Siempre que echo la vista atrás, veo a mi abuela sentada en su silla de enea haciendo crochet, pues tenía unas manos prodigiosas para el punto y el crochet. Era pequeña, menuda, liviana, pero tenía un corazón que no le cabía en el pecho, así era mi abuela Laura.
Siempre fui su ojito derecho, tal vez por ser el nieto mayor o seguramente por haberme criado en su casa y en su enaguas, el caso es que los mejores años de mi vida y los mejores recuerdos, esos que nunca se borran de tu alma, los he pasado junto a ella, disfrutando de su cariño y su bondad. Siempre me cuidó y atendió con todo el esmero que se pueda tener con un crío o un mozalbete, siempre sabía en todo momento cual era mi necesidad o cual era mi gusto.

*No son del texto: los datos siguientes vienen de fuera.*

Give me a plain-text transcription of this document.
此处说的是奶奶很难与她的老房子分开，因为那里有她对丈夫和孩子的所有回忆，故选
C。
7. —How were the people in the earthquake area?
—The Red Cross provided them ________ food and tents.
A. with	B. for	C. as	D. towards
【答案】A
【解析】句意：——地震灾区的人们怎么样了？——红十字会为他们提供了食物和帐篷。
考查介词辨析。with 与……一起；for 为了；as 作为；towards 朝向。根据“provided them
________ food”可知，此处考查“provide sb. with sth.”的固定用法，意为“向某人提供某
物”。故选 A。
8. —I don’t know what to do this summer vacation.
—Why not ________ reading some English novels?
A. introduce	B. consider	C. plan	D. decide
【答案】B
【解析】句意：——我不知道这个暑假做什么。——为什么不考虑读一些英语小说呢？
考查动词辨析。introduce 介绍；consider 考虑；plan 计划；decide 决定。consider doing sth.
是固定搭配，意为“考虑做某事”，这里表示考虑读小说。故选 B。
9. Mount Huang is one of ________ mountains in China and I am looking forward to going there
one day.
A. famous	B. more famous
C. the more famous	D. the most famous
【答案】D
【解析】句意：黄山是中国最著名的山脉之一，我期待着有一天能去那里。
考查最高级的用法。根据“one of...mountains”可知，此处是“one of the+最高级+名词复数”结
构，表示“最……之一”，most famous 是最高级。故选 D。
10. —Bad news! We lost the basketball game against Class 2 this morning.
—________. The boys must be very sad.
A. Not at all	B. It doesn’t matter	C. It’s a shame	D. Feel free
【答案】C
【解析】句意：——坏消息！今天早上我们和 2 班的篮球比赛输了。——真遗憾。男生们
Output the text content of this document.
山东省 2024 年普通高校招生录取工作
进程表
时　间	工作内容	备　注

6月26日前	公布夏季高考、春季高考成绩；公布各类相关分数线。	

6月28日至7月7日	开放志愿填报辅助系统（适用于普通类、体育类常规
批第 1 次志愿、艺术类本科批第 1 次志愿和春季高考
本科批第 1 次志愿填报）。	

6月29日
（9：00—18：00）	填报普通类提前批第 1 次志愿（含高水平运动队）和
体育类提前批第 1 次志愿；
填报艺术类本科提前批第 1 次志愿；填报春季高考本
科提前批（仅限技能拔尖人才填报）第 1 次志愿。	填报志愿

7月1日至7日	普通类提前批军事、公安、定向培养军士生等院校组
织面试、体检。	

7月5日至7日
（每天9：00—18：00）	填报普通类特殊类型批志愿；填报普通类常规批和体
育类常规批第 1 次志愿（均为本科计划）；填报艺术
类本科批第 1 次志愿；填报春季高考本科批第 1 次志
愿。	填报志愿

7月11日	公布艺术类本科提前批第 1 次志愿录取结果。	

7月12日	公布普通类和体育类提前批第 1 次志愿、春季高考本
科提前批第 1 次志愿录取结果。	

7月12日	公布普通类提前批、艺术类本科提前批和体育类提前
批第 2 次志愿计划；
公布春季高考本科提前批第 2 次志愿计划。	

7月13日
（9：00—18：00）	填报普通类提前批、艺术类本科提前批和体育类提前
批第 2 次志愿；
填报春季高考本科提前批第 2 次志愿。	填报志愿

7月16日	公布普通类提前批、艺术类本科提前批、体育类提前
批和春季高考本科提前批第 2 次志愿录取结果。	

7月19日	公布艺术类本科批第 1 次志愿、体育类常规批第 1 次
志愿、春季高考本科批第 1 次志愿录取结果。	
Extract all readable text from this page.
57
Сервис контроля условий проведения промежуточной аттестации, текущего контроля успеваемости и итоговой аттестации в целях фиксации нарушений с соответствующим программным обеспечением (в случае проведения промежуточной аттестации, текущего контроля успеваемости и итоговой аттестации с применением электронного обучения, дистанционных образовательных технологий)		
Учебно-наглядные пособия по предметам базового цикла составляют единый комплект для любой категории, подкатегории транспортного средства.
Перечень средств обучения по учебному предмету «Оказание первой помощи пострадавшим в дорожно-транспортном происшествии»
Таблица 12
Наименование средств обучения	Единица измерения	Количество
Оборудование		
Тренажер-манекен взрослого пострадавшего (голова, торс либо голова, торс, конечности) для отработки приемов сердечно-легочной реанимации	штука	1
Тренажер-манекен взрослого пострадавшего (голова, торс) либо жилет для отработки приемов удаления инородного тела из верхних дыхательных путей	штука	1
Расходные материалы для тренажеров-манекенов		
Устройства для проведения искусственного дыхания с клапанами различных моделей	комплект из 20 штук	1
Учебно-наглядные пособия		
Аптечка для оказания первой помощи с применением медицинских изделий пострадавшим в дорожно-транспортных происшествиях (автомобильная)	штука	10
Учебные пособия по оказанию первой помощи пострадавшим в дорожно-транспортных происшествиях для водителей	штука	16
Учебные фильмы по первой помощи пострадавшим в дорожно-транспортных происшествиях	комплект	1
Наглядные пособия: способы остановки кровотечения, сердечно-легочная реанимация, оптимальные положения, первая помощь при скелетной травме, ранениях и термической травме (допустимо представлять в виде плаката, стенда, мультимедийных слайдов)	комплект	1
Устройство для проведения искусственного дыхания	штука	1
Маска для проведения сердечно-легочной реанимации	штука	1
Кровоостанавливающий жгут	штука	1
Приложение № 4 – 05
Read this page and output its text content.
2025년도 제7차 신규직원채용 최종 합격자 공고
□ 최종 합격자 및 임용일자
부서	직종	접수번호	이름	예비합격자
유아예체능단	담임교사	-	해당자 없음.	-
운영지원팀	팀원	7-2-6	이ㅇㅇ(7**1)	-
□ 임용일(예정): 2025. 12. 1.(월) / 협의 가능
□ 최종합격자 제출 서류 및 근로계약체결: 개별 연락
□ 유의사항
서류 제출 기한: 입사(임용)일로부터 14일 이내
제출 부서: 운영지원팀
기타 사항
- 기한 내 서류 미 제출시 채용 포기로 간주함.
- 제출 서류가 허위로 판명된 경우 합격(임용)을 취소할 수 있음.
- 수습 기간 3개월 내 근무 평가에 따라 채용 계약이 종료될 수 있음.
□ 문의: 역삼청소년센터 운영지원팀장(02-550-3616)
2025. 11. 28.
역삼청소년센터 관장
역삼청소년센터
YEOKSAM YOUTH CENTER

Hoy mi callejón ya no es tal, pues se ha convertido en una calle de paso, llamada calle Ingenio, y creo que mucho Ingenio hay que tener para no reparar en tanto adelanto que ha transcurrido.
Nunca, sí nunca debieran desaparecer todas las abuelas Laura del mundo, debieran estar siempre a nuestro lado y conocer a sus nietos, biznietos, tataranietos y así sucesivamente, pues seguro que el mundo sería un poco mejor, estoy convencido.
(P.D. La foto es muy antigua y deteriorada, pero aseguro que es mi callejón y mi abuela Laura sentada haciendo crochet, frente a la puerta de la casa).